Kerusakan yang Ditinggalkan Atas Nama “Kebaikan”
Dampak dari perang yang dilakukan atas nama perdamaian sering kali justru memperburuk situasi kemanusiaan. Selain korban jiwa, perang membawa dampak jangka panjang seperti:
-
Pengungsian massal dan krisis migran.
-
Runtuhnya sistem kesehatan dan pendidikan.
-
Hancurnya ekonomi lokal dan kemiskinan struktural.
-
Radikalisasi dan lahirnya kelompok ekstremis baru.
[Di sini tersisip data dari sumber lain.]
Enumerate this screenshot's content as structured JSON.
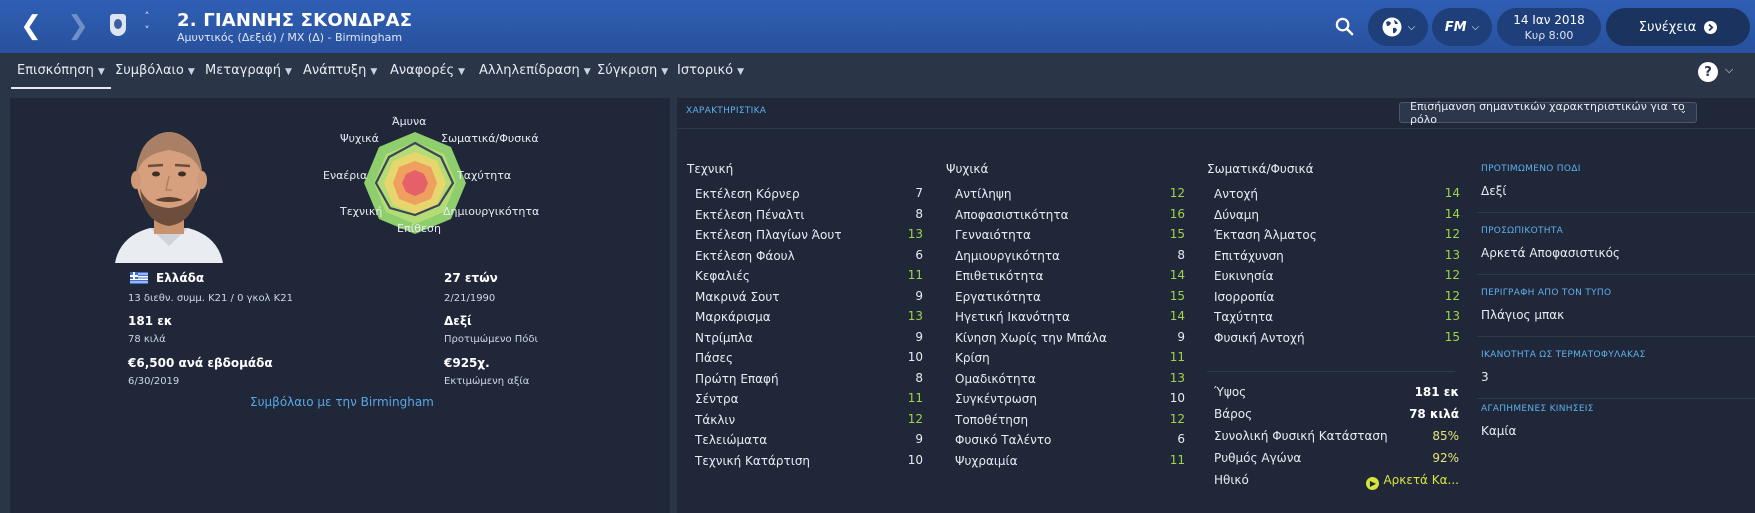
{
  "header": {
    "title": "2. ΓΙΑΝΝΗΣ ΣΚΟΝΔΡΑΣ",
    "subtitle": "Αμυντικός (Δεξιά) / ΜΧ (Δ) - Birmingham",
    "date": "14 Ιαν 2018",
    "time": "Κυρ 8:00",
    "continue_label": "Συνέχεια",
    "fm_label": "FM"
  },
  "tabs": [
    {
      "label": "Επισκόπηση"
    },
    {
      "label": "Συμβόλαιο"
    },
    {
      "label": "Μεταγραφή"
    },
    {
      "label": "Ανάπτυξη"
    },
    {
      "label": "Αναφορές"
    },
    {
      "label": "Αλληλεπίδραση"
    },
    {
      "label": "Σύγκριση"
    },
    {
      "label": "Ιστορικό"
    }
  ],
  "profile": {
    "nationality": "Ελλάδα",
    "caps": "13 διεθν. συμμ. Κ21 / 0 γκολ Κ21",
    "age": "27 ετών",
    "dob": "2/21/1990",
    "height": "181 εκ",
    "weight": "78 κιλά",
    "foot": "Δεξί",
    "foot_label": "Προτιμώμενο Πόδι",
    "wage": "€6,500 ανά εβδομάδα",
    "contract_end": "6/30/2019",
    "value": "€925χ.",
    "value_label": "Εκτιμώμενη αξία",
    "contract_link": "Συμβόλαιο με την Birmingham"
  },
  "radar": {
    "top": "Άμυνα",
    "top_right": "Σωματικά/Φυσικά",
    "right": "Ταχύτητα",
    "bottom_right": "Δημιουργικότητα",
    "bottom": "Επίθεση",
    "bottom_left": "Τεχνική",
    "left": "Εναέρια",
    "top_left": "Ψυχικά"
  },
  "attributes": {
    "section_title": "ΧΑΡΑΚΤΗΡΙΣΤΙΚΑ",
    "highlight_label": "Επισήμανση σημαντικών χαρακτηριστικών για το ρόλο",
    "technical_title": "Τεχνική",
    "technical": [
      {
        "name": "Εκτέλεση Κόρνερ",
        "value": "7",
        "color": "white"
      },
      {
        "name": "Εκτέλεση Πέναλτι",
        "value": "8",
        "color": "white"
      },
      {
        "name": "Εκτέλεση Πλαγίων Άουτ",
        "value": "13",
        "color": "green"
      },
      {
        "name": "Εκτέλεση Φάουλ",
        "value": "6",
        "color": "white"
      },
      {
        "name": "Κεφαλιές",
        "value": "11",
        "color": "green"
      },
      {
        "name": "Μακρινά Σουτ",
        "value": "9",
        "color": "white"
      },
      {
        "name": "Μαρκάρισμα",
        "value": "13",
        "color": "green"
      },
      {
        "name": "Ντρίμπλα",
        "value": "9",
        "color": "white"
      },
      {
        "name": "Πάσες",
        "value": "10",
        "color": "white"
      },
      {
        "name": "Πρώτη Επαφή",
        "value": "8",
        "color": "white"
      },
      {
        "name": "Σέντρα",
        "value": "11",
        "color": "green"
      },
      {
        "name": "Τάκλιν",
        "value": "12",
        "color": "green"
      },
      {
        "name": "Τελειώματα",
        "value": "9",
        "color": "white"
      },
      {
        "name": "Τεχνική Κατάρτιση",
        "value": "10",
        "color": "white"
      }
    ],
    "mental_title": "Ψυχικά",
    "mental": [
      {
        "name": "Αντίληψη",
        "value": "12",
        "color": "green"
      },
      {
        "name": "Αποφασιστικότητα",
        "value": "16",
        "color": "green"
      },
      {
        "name": "Γενναιότητα",
        "value": "15",
        "color": "green"
      },
      {
        "name": "Δημιουργικότητα",
        "value": "8",
        "color": "white"
      },
      {
        "name": "Επιθετικότητα",
        "value": "14",
        "color": "green"
      },
      {
        "name": "Εργατικότητα",
        "value": "15",
        "color": "green"
      },
      {
        "name": "Ηγετική Ικανότητα",
        "value": "14",
        "color": "green"
      },
      {
        "name": "Κίνηση Χωρίς την Μπάλα",
        "value": "9",
        "color": "white"
      },
      {
        "name": "Κρίση",
        "value": "11",
        "color": "green"
      },
      {
        "name": "Ομαδικότητα",
        "value": "13",
        "color": "green"
      },
      {
        "name": "Συγκέντρωση",
        "value": "10",
        "color": "white"
      },
      {
        "name": "Τοποθέτηση",
        "value": "12",
        "color": "green"
      },
      {
        "name": "Φυσικό Ταλέντο",
        "value": "6",
        "color": "white"
      },
      {
        "name": "Ψυχραιμία",
        "value": "11",
        "color": "green"
      }
    ],
    "physical_title": "Σωματικά/Φυσικά",
    "physical": [
      {
        "name": "Αντοχή",
        "value": "14",
        "color": "green"
      },
      {
        "name": "Δύναμη",
        "value": "14",
        "color": "green"
      },
      {
        "name": "Έκταση Άλματος",
        "value": "12",
        "color": "green"
      },
      {
        "name": "Επιτάχυνση",
        "value": "13",
        "color": "green"
      },
      {
        "name": "Ευκινησία",
        "value": "12",
        "color": "green"
      },
      {
        "name": "Ισορροπία",
        "value": "12",
        "color": "green"
      },
      {
        "name": "Ταχύτητα",
        "value": "13",
        "color": "green"
      },
      {
        "name": "Φυσική Αντοχή",
        "value": "15",
        "color": "green"
      }
    ],
    "condition": [
      {
        "name": "Ύψος",
        "value": "181 εκ"
      },
      {
        "name": "Βάρος",
        "value": "78 κιλά"
      },
      {
        "name": "Συνολική Φυσική Κατάσταση",
        "value": "85%"
      },
      {
        "name": "Ρυθμός Αγώνα",
        "value": "92%"
      },
      {
        "name": "Ηθικό",
        "value": "Αρκετά Κα..."
      }
    ]
  },
  "details": [
    {
      "label": "ΠΡΟΤΙΜΩΜΕΝΟ ΠΟΔΙ",
      "value": "Δεξί"
    },
    {
      "label": "ΠΡΟΣΩΠΙΚΟΤΗΤΑ",
      "value": "Αρκετά Αποφασιστικός"
    },
    {
      "label": "ΠΕΡΙΓΡΑΦΗ ΑΠΟ ΤΟΝ ΤΥΠΟ",
      "value": "Πλάγιος μπακ"
    },
    {
      "label": "ΙΚΑΝΟΤΗΤΑ ΩΣ ΤΕΡΜΑΤΟΦΥΛΑΚΑΣ",
      "value": "3"
    },
    {
      "label": "ΑΓΑΠΗΜΕΝΕΣ ΚΙΝΗΣΕΙΣ",
      "value": "Καμία"
    }
  ],
  "colors": {
    "header_blue": "#2c5aac",
    "panel_bg": "#1f2738",
    "good_attr": "#9fd44a",
    "accent_link": "#59a7e6"
  }
}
Fakta-fakta ini menunjukkan bahwa pendekatan kekerasan sebagai solusi konflik justru menciptakan siklus
kekerasan yang tak kunjung berakhir. Ironisnya, elite global jarang menjadi pihak yang menanggung
langsung dampak tersebut. Yang menderita adalah rakyat kecil, anak-anak, perempuan, dan komunitas sipil yang tidak terlibat dalam konflik politik.
Logika Tak Waras dalam Kebijakan Militer
Mengklaim bahwa perang bisa membawa perdamaian adalah bentuk logika yang cacat.
Ini adalah contoh dari “doublethink”, konsep dalam novel distopia 1984 karya George Orwell, di mana dua ide yang saling bertentangan diyakini benar dalam waktu yang bersamaan. Dengan kata lain, elite politik memaksakan kepercayaan bahwa membunuh bisa berarti menyelamatkan.
Dalam sistem internasional yang semakin kompleks, pendekatan seperti ini tidak hanya tidak efektif, tetapi juga berbahaya bagi tatanan dunia yang adil dan manusiawi. Negara-negara kuat yang terus memainkan peran polisi dunia tanpa mandat sah dari komunitas internasional menciptakan preseden buruk bagi hukum internasional.
Solusi: Diplomasi, Dialog, dan Keadilan Sosial
Jika benar perdamaian adalah tujuannya, maka solusinya bukan perang, melainkan diplomasi yang tulus, dialog
antarbudaya, dan peningkatan keadilan sosial global. Perang hanya akan menjadi pilihan jika semua
cara damai sudah diupayakan, dan bahkan dalam kondisi itu pun, respons militer harus dibatasi dan dikontrol ketat agar tidak melebihi mandat kemanusiaan.
Peran organisasi internasional seperti PBB, lembaga kemanusiaan, serta komunitas sipil global menjadi
sangat penting dalam mendorong resolusi damai terhadap konflik. Dunia membutuhkan lebih banyak negosiator, bukan jenderal; lebih banyak pembangunan, bukan penghancuran.
Baca juga:Trump Murka ke Israel soal Gencatan Senjata, Larang Bombardir Iran
Penutup
Menciptakan perdamaian melalui perang adalah logika elite yang sesat dan berbahaya.
Sejarah menunjukkan bahwa kekerasan hanya melahirkan kekerasan baru. Jika dunia sungguh-sungguh menginginkan
perdamaian, maka sudah saatnya meninggalkan retorika kosong dan mulai membangun sistem yang lebih adil, damai, dan berlandaskan nilai-nilai kemanusiaan universal.